I showed a tiny bit of emotion and got yelled at for it. Well gosh lady, I’m sorry, but I was really upset right then. I just was not allowed to show any emotion at all. 😦 😦
So after my scolding she hands me the credit card back and tells me they don’t take credit cards. If she’d give me a few minutes I’d transfer some money into my checking account and we could use my debit card. She said okay. So I grabbed my phone out of my purse and moved $300 from savings to checking and paid my bill.
At this point I did what I normally do when overwhelmed with emotions… I started to tear up and just recessed deep into my shell. I quit talking completely and refused to make eye contact with anyone. 😦
I don’t know what happened after that, really, because I was just so upset at this point. I know I now have CA plates and all that, so I’m guessing it all worked out okay, but the name on the registration I have is my old name. 😦
Before I left the parking lot I texted a friend and just said “call me please.” She did like 20 seconds later.
I broke down while talking with her (using the handsfree thingy built into my car radio).
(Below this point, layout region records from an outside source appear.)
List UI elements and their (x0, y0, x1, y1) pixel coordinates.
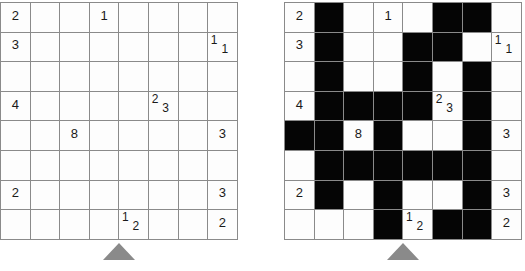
solution-cell-r3c6[interactable] (433, 62, 462, 91)
puzzle-cell-r1c7[interactable] (179, 3, 208, 32)
solution-cell-r7c4[interactable] (374, 181, 403, 210)
puzzle-cell-r6c4[interactable] (90, 151, 119, 180)
puzzle-cell-r6c6[interactable] (149, 151, 178, 180)
puzzle-cell-r6c2[interactable] (31, 151, 60, 180)
puzzle-cell-r1c6[interactable] (149, 3, 178, 32)
solution-cell-r5c7[interactable] (463, 121, 492, 150)
clue-number: 2 (12, 186, 19, 203)
clue-number: 4 (296, 98, 303, 115)
puzzle-cell-r6c3[interactable] (60, 151, 89, 180)
clue-number: 2 (12, 9, 19, 26)
puzzle-cell-r1c2[interactable] (31, 3, 60, 32)
puzzle-cell-r8c6[interactable] (149, 210, 178, 239)
clue-number: 2 (503, 216, 510, 233)
puzzle-cell-r5c7[interactable] (179, 121, 208, 150)
solution-cell-r8c1[interactable] (285, 210, 314, 239)
solution-cell-r2c1[interactable]: 3 (285, 33, 314, 62)
solution-cell-r1c1[interactable]: 2 (285, 3, 314, 32)
puzzle-cell-r8c2[interactable] (31, 210, 60, 239)
clue-number: 2 (296, 9, 303, 26)
solution-cell-r3c5[interactable] (403, 62, 432, 91)
solution-board: 213114238323122 (284, 2, 522, 240)
clue-number: 8 (355, 127, 362, 144)
solution-cell-r2c6[interactable] (433, 33, 462, 62)
puzzle-board: 213114238323122 (0, 2, 238, 240)
solution-cell-r4c7[interactable] (463, 92, 492, 121)
solution-cell-r4c1[interactable]: 4 (285, 92, 314, 121)
solution-cell-r8c5[interactable]: 12 (403, 210, 432, 239)
puzzle-cell-r3c1[interactable] (1, 62, 30, 91)
clue-number: 2 (219, 216, 226, 233)
solution-cell-r8c3[interactable] (344, 210, 373, 239)
solution-cell-r6c2[interactable] (315, 151, 344, 180)
puzzle-cell-r5c8[interactable]: 3 (208, 121, 237, 150)
solution-cell-r3c4[interactable] (374, 62, 403, 91)
solution-cell-r6c6[interactable] (433, 151, 462, 180)
puzzle-cell-r1c1[interactable]: 2 (1, 3, 30, 32)
solution-cell-r6c3[interactable] (344, 151, 373, 180)
puzzle-cell-r1c3[interactable] (60, 3, 89, 32)
clue-number-second: 2 (413, 220, 427, 232)
puzzle-cell-r7c3[interactable] (60, 181, 89, 210)
solution-cell-r8c6[interactable] (433, 210, 462, 239)
clue-number-second: 3 (443, 102, 457, 114)
puzzle-cell-r3c6[interactable] (149, 62, 178, 91)
clue-number-second: 2 (129, 220, 143, 232)
puzzle-cell-r2c6[interactable] (149, 33, 178, 62)
puzzle-cell-r4c6[interactable]: 23 (149, 92, 178, 121)
solution-cell-r7c1[interactable]: 2 (285, 181, 314, 210)
puzzle-board-pointer-icon (103, 243, 135, 260)
puzzle-cell-r7c6[interactable] (149, 181, 178, 210)
clue-number: 3 (219, 186, 226, 203)
clue-number-second: 1 (502, 43, 516, 55)
solution-board-pointer-icon (387, 243, 419, 260)
clue-number: 1 (384, 9, 391, 26)
solution-cell-r1c4[interactable]: 1 (374, 3, 403, 32)
puzzle-cell-r1c8[interactable] (208, 3, 237, 32)
clue-number-second: 1 (218, 43, 232, 55)
clue-number: 3 (12, 38, 19, 55)
puzzle-cell-r2c5[interactable] (119, 33, 148, 62)
puzzle-cell-r2c1[interactable]: 3 (1, 33, 30, 62)
puzzle-cell-r3c7[interactable] (179, 62, 208, 91)
solution-cell-r5c3[interactable]: 8 (344, 121, 373, 150)
solution-cell-r2c7[interactable] (463, 33, 492, 62)
solution-cell-r8c8[interactable]: 2 (492, 210, 521, 239)
solution-cell-r6c5[interactable] (403, 151, 432, 180)
solution-cell-r7c5[interactable] (403, 181, 432, 210)
solution-cell-r5c5[interactable] (403, 121, 432, 150)
puzzle-cell-r6c7[interactable] (179, 151, 208, 180)
solution-cell-r2c3[interactable] (344, 33, 373, 62)
clue-number: 1 (100, 9, 107, 26)
puzzle-cell-r3c2[interactable] (31, 62, 60, 91)
solution-cell-r5c4[interactable] (374, 121, 403, 150)
puzzle-cell-r7c5[interactable] (119, 181, 148, 210)
solution-cell-r4c2[interactable] (315, 92, 344, 121)
puzzle-cell-r5c6[interactable] (149, 121, 178, 150)
clue-number-second: 3 (159, 102, 173, 114)
puzzle-cell-r4c2[interactable] (31, 92, 60, 121)
puzzle-cell-r5c1[interactable] (1, 121, 30, 150)
solution-cell-r6c8[interactable] (492, 151, 521, 180)
solution-cell-r8c2[interactable] (315, 210, 344, 239)
solution-cell-r8c4[interactable] (374, 210, 403, 239)
solution-cell-r5c2[interactable] (315, 121, 344, 150)
puzzle-cell-r8c7[interactable] (179, 210, 208, 239)
solution-cell-r7c3[interactable] (344, 181, 373, 210)
solution-cell-r1c5[interactable] (403, 3, 432, 32)
solution-cell-r2c2[interactable] (315, 33, 344, 62)
puzzle-cell-r2c8[interactable]: 11 (208, 33, 237, 62)
puzzle-cell-r4c1[interactable]: 4 (1, 92, 30, 121)
puzzle-cell-r3c3[interactable] (60, 62, 89, 91)
puzzle-cell-r4c8[interactable] (208, 92, 237, 121)
solution-cell-r4c8[interactable] (492, 92, 521, 121)
solution-cell-r6c7[interactable] (463, 151, 492, 180)
solution-cell-r7c2[interactable] (315, 181, 344, 210)
puzzle-cell-r2c4[interactable] (90, 33, 119, 62)
solution-cell-r4c3[interactable] (344, 92, 373, 121)
clue-number: 8 (71, 127, 78, 144)
puzzle-cell-r7c7[interactable] (179, 181, 208, 210)
solution-cell-r3c1[interactable] (285, 62, 314, 91)
puzzle-cell-r8c3[interactable] (60, 210, 89, 239)
puzzle-cell-r5c2[interactable] (31, 121, 60, 150)
puzzle-cell-r4c7[interactable] (179, 92, 208, 121)
puzzle-cell-r7c1[interactable]: 2 (1, 181, 30, 210)
puzzle-cell-r5c3[interactable]: 8 (60, 121, 89, 150)
puzzle-cell-r3c8[interactable] (208, 62, 237, 91)
solution-cell-r5c6[interactable] (433, 121, 462, 150)
puzzle-cell-r8c5[interactable]: 12 (119, 210, 148, 239)
solution-cell-r4c4[interactable] (374, 92, 403, 121)
puzzle-cell-r4c5[interactable] (119, 92, 148, 121)
puzzle-cell-r7c2[interactable] (31, 181, 60, 210)
puzzle-cell-r6c1[interactable] (1, 151, 30, 180)
puzzle-cell-r6c5[interactable] (119, 151, 148, 180)
puzzle-cell-r1c4[interactable]: 1 (90, 3, 119, 32)
solution-cell-r2c5[interactable] (403, 33, 432, 62)
solution-cell-r3c3[interactable] (344, 62, 373, 91)
puzzle-cell-r5c5[interactable] (119, 121, 148, 150)
clue-number: 3 (503, 186, 510, 203)
puzzle-cell-r8c1[interactable] (1, 210, 30, 239)
solution-cell-r1c6[interactable] (433, 3, 462, 32)
clue-number: 3 (219, 127, 226, 144)
puzzle-cell-r4c3[interactable] (60, 92, 89, 121)
solution-cell-r7c6[interactable] (433, 181, 462, 210)
solution-cell-r5c8[interactable]: 3 (492, 121, 521, 150)
solution-cell-r1c8[interactable] (492, 3, 521, 32)
puzzle-cell-r3c5[interactable] (119, 62, 148, 91)
solution-cell-r2c4[interactable] (374, 33, 403, 62)
solution-cell-r7c8[interactable]: 3 (492, 181, 521, 210)
puzzle-cell-r1c5[interactable] (119, 3, 148, 32)
puzzle-cell-r2c7[interactable] (179, 33, 208, 62)
puzzle-cell-r8c8[interactable]: 2 (208, 210, 237, 239)
clue-number: 3 (503, 127, 510, 144)
solution-cell-r7c7[interactable] (463, 181, 492, 210)
solution-cell-r3c8[interactable] (492, 62, 521, 91)
clue-number: 4 (12, 98, 19, 115)
solution-cell-r4c5[interactable] (403, 92, 432, 121)
solution-cell-r3c7[interactable] (463, 62, 492, 91)
solution-cell-r8c7[interactable] (463, 210, 492, 239)
puzzle-cell-r7c4[interactable] (90, 181, 119, 210)
solution-cell-r5c1[interactable] (285, 121, 314, 150)
puzzle-cell-r4c4[interactable] (90, 92, 119, 121)
puzzle-cell-r8c4[interactable] (90, 210, 119, 239)
clue-number: 2 (296, 186, 303, 203)
puzzle-cell-r6c8[interactable] (208, 151, 237, 180)
puzzle-cell-r5c4[interactable] (90, 121, 119, 150)
solution-cell-r1c7[interactable] (463, 3, 492, 32)
solution-cell-r6c4[interactable] (374, 151, 403, 180)
solution-cell-r4c6[interactable]: 23 (433, 92, 462, 121)
solution-cell-r2c8[interactable]: 11 (492, 33, 521, 62)
puzzle-cell-r7c8[interactable]: 3 (208, 181, 237, 210)
solution-cell-r3c2[interactable] (315, 62, 344, 91)
puzzle-cell-r3c4[interactable] (90, 62, 119, 91)
solution-cell-r6c1[interactable] (285, 151, 314, 180)
puzzle-cell-r2c3[interactable] (60, 33, 89, 62)
clue-number: 3 (296, 38, 303, 55)
tapa-screen: 213114238323122 213114238323122 (0, 0, 525, 271)
puzzle-cell-r2c2[interactable] (31, 33, 60, 62)
solution-cell-r1c2[interactable] (315, 3, 344, 32)
solution-cell-r1c3[interactable] (344, 3, 373, 32)
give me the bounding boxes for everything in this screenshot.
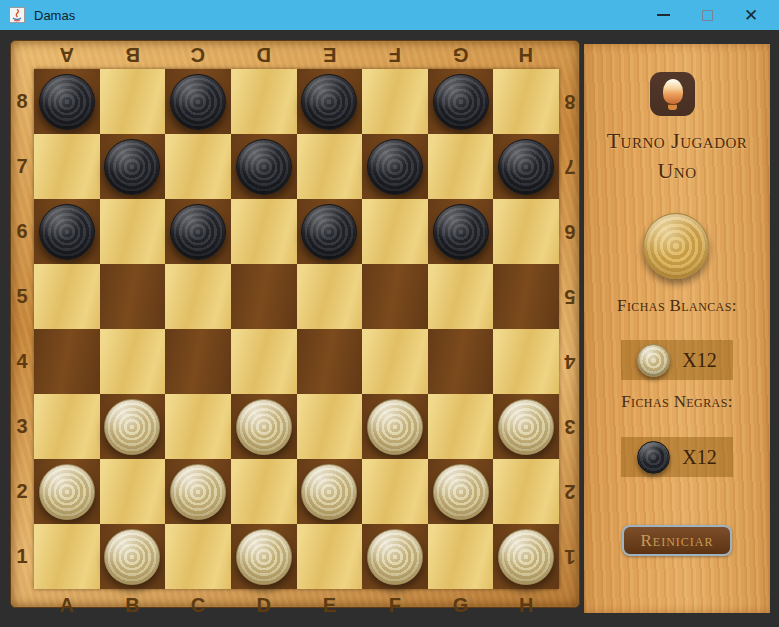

I got into a full-on cry and was yelling things. The phone call didn’t last long because I was so choked up I just couldn’t speak.
I was so upset and emotional that I wanted to pull off into a parking lot so I could cry my eyes out without risking hurting anyone. I drove for quite a bit looking for a parking lot, but this is the Bay Area and free parking lots are no where to be found… and I sure as heck was not going to pay $5 to sit in my car and cry.
Since there was no place to park I just drove home in that state. I have no idea how I got home, but I did. (Because, hey, THAT’S safe, right?)
Here’s how this should have played out.
The moment the clerk noticed the problem, she should have said something like this:
I’m sorry ma’am, but you’re not the owner of your car right now, your Credit Union is. I can’t issue you a new registration with your name changed because you don’t own the car, they do. They’re the ones that need to get the title changed first.
…and then presented me with a couple of options. Things like, maybe if I pay the fees I’ve racked up, she’d give me a 60 day temp plate so I could work things out with the Credit Union and then try again. Or maybe offer to contact the Credit Union.
But what shouldn’t have happened is the ask me to break the law by forging a document. And something that should have never, ever, ever, ever, ever, ever happened was making me sign that “Statement of Facts” outing myself. I handed them a court order signed by a Judge… what more could they possibly want? The DMV is not above the law.
To me, as a transexual female, my identity is very important. I’ve worked very hard to get where I am. Its cost me a lot of time, money and heartache to get here. The DMV needs to train their employees just how vital this is to us and learn how to be “respectful” to us, as well.
So what did my desire to not get flooded with junk mail and scammers calling me my old name get me? $250 in fines, total humiliation, and a wasted day. It’s past my bedtime right now and I’m still extremely broken up over this. It didn’t work, either, since my car is still registered in my old name. (How exactly they were able to issue a car registration to someone that doesn’t legally exist I have no idea. I guess the DMV has magical powers.)
I’ll work out the title name issue with the Credit Union. And the fines suck, but I know they apply those to everyone and I wasn’t being singled out.
But the humiliation of being forced to sign a “Statement of Facts” admitting I’m trans? Or getting scolded for showing emotion? Those two things should never happen to anyone. Ever.